Inouye represented Hawaii in Congress since the island state entered the United States in 1959, first as its member of the House of Representatives, and three years later as one of its senators. He was elected to his ninth term in the upper chamber in 2010.

But putting aside his lengthy legislative career, Inouye’s personal background was even more impressive. He was a World War II hero who lost his right arm in an April 1945 firefight with German soldiers in Italy. (During that battle, he was shot in the stomach, but continued to attack the German troops; he was further wounded when a grenade destroyed much of his right arm, upon which he proceeded to transfer a grenade of his own from his right hand to his left and return fire.)

Daniel Inouye was a badass, and a Medal of Honor recipient.

Later in his life, Inouye also built more of a connection to D.C.’s punk and hardcore scene than perhaps any of those congressional interlopers who have passed through this city. His son, Kenny Inouye, was the guitarist in the seminal 1980s band Marginal Man, and Senator Inouye, as buttoned-down and staid as his day job was, stood in the audience at Marginal Man’s shows at places like the original location of the 9:30 Club. BuzzFeed also recalls that Inouye was also a part-owner of one of Marginal Man’s labels.

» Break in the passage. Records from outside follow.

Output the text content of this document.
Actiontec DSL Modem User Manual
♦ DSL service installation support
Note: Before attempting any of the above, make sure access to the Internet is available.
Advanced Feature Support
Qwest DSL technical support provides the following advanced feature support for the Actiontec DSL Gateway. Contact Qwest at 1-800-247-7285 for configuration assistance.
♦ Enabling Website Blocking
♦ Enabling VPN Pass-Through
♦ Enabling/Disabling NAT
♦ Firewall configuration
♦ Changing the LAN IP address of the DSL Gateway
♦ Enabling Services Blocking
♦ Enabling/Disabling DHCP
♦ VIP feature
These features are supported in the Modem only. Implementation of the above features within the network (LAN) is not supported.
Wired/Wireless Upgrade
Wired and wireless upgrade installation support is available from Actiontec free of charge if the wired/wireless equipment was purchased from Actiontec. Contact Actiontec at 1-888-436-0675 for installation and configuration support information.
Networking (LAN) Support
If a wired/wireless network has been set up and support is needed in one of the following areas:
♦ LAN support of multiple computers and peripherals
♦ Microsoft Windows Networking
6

And when Inouye went to his son’s shows, he didn’t budge ahead because of his elected status. Instead, he displayed the same equanimity and fairness espoused by the D.C. hardcore scene:

Punk may not have been the elder Inouye’s speed, but in 1984 he went to the legendary 930 club on F St NW to watch Marginal Man perform with a line up of other hardcore bands. Inouye, ever the defender of fairness and equality, refused to cut the line, opting to stand in the cold with the assorted skinheads, dreds and other punk rock kids until the doors of the club opened.

The Senate’s new president pro tempore, Patrick Leahy (D-Vt.) is pretty cool himself, having had speaking roles in The Dark Knight and The Dark Night Rises, but his musical tastes run more toward that of a Grateful Dead taper. Inouye was the punkest senator.

For what it’s worth, he was also a supporter of D.C. statehood and was one of 17 cosponsors of a 1993 bill that would have admitted the District into the union.